Estos días se habla de la presión humana en Menorca. Uno de esos conceptos que los medios de comunicación repiten hasta que se cuelan en las conversaciones callejeras y conviven plácidamente con las olas de calor y demás daños colaterales. Cada vez que leo o escucho lo del indicador de la presión humana en Menorca (al borde de su capacidad, en este mes de agosto) noto cómo me va faltando el aire. Miro desconfiada a la gente de mi alrededor: ¿quién sobra? Duelos al alba por una plaza de aparcamiento. Trato enseguida de buscar el horizonte: veo tierra virgen (qué suerte) y respiro hondo: aún hay esperanza.
Hablan de la presión humana y es que nos reunimos estos días 200.000 personas (la línea roja: el límite de humanos antes de poner en riesgo, dicen, el equilibrio de esta Reserva de la Biosfera). Parece, sin embargo, que la cosa (la aglomeración) haya ocurrido por arte de magia. Hablan de los italianos, que este año son más: buscar a un culpable cualquiera. Es como si unas cuantas decenas de miles de refugiados, ávidos de aguas cristalinas y selfies, hubieran desembarcado/aterrizado en Menorca (en Balears, en general) en busca de asilo, repentinamente y para sorpresa de los que aquí gestionan los servicios y las infraestructuras. Como si nadie supiera de su llegada (previsión de vuelos, billetes, reservas hoteleras, alquileres de coches, etc.) y como si nadie los hubiera ido a buscar o peor: como si nadie los necesitara. Una invasión silenciosa, una plaga, vamos.
El término presión humana, útil sociológicamente, está cargado de significado en el lenguaje común y se convierte en uno de esos recursos rápidos que se ha de mirar con recelo. Exculpa a todo el mundo de que aquello suceda (no hay nadie detrás: es solo la presión la que aumenta o disminuye), exime de responsabilidades a toda la comunidad: como también libera el fuego amigo, la flexibilidad de la plantilla, el reajuste de precios, el crecimiento negativo y el resto de eufemismos que hemos incorporado de oído en este tiempo en el que los medios crean una realidad neutra y sin sujeto en la oración. Las cosas suceden y punto.
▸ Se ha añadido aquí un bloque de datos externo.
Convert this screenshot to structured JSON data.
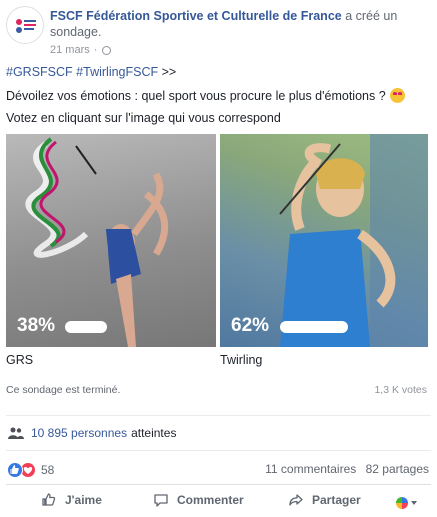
{
  "header": {
    "page_name": "FSCF Fédération Sportive et Culturelle de France",
    "action": "a créé un sondage.",
    "date": "21 mars",
    "separator": "·",
    "logo_text": "Fédération Sportive et Culturelle"
  },
  "post": {
    "hashtag_1": "#GRSFSCF",
    "hashtag_2": "#TwirlingFSCF",
    "hashtag_suffix": ">>",
    "question": "Dévoilez vos émotions : quel sport vous procure le plus d'émotions ?",
    "instruction": "Votez en cliquant sur l'image qui vous correspond"
  },
  "poll": {
    "options": [
      {
        "label": "GRS",
        "percent_text": "38%",
        "percent": 38
      },
      {
        "label": "Twirling",
        "percent_text": "62%",
        "percent": 62
      }
    ],
    "status": "Ce sondage est terminé.",
    "votes": "1,3 K votes"
  },
  "reach": {
    "count": "10 895 personnes",
    "suffix": "atteintes"
  },
  "engagement": {
    "reactions_count": "58",
    "comments": "11 commentaires",
    "shares": "82 partages"
  },
  "actions": {
    "like": "J'aime",
    "comment": "Commenter",
    "share": "Partager"
  },
  "icons": [
    "logo-icon",
    "globe-icon",
    "heart-eyes-emoji-icon",
    "people-icon",
    "like-reaction-icon",
    "love-reaction-icon",
    "thumbs-up-icon",
    "comment-icon",
    "share-icon",
    "audience-selector-icon"
  ],
  "colors": {
    "link": "#365899",
    "text": "#1d2129",
    "muted": "#90949c",
    "like": "#3578e5",
    "love": "#f33e58"
  }
}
Como este artículo, escrito a vuela pluma y (que nadie lo olvide) bajo una enorme presión (humana).
Uno de los usos más graves de este lenguaje que enmascara la realidad es el que se refiere a la violencia machista (la gran lacra con la que convivimos mirando para otro lado); al feminicidio y a los números aterradores de mujeres asesinadas en todo el mundo por sus maridos/novios/exmaridos/exnovios. Solo hablando de España, desde 2003 (año en el que se empezaron a recoger las estadísticas oficialmente), han sido 800 seres humanos de sexo femenino despedazados, quemados, acuchillados, asfixiados, ahorcados, tiroteados por sus parejas o exparejas, casi siempre después de un tiempo de acoso, humillación, persecución, miedo y angustia. Una mujer cada dos días aniquilada en España. Y son/somos más, porque hay asesinatos de género que no cuentan como tal, como en el caso de Cuenca: la difunta Laura del Hoyo (de 26 años), presuntamente asesinada por Sergio Morate (de unos 30 años), ex pareja de su amiga, también asesinada, Marina Okarynska (de 24 años), no será considerada víctima de violencia machista porque «no hay vínculo sentimental con el asesino». Tampoco cuentan todos los niños que se lleva por delante este terrorismo doméstico: en lo que va de 2015 al menos ocho menores han sido asesinados por sus padres asesinos o por las asesinas parejas y exparejas de sus madres. En este ámbito, el lenguaje de los medios genera muchas veces una distancia entre la realidad y las mujeres que «mueren a manos de», son «halladas muertas» o son «cuerpos» que «aparecen sin vida»". Como si tampoco hubiera nadie detrás (ni siquiera presuntamente) ni existiera un sistema patriarcal que no corrige sus trastornos legales, estructurales y educacionales para frenar la masacre. Otras veces, en lugar de omitir el sujeto, los titulares convierten a la mujer en la que realiza la acción de forma pasiva: «Una joven muere abrasada con gasolina por su expareja» o «Una mujer muere tras ser arrojada de un vehículo en marcha por su marido». Son caminos peligrosos y cómplices, muchas veces emprendidos de forma inconsciente, muchas veces repitiendo un patrón que nos han inculcado desde la infancia y al que servimos de altavoz a la hora de informar.
Las palabras (y su orden) también construyen (y modifican) la realidad: hay que pensar dos veces. Y también las palabras pueden elegir el camino opuesto, es decir, desandar los pasos erróneos y hacer de los asesinos lo que son.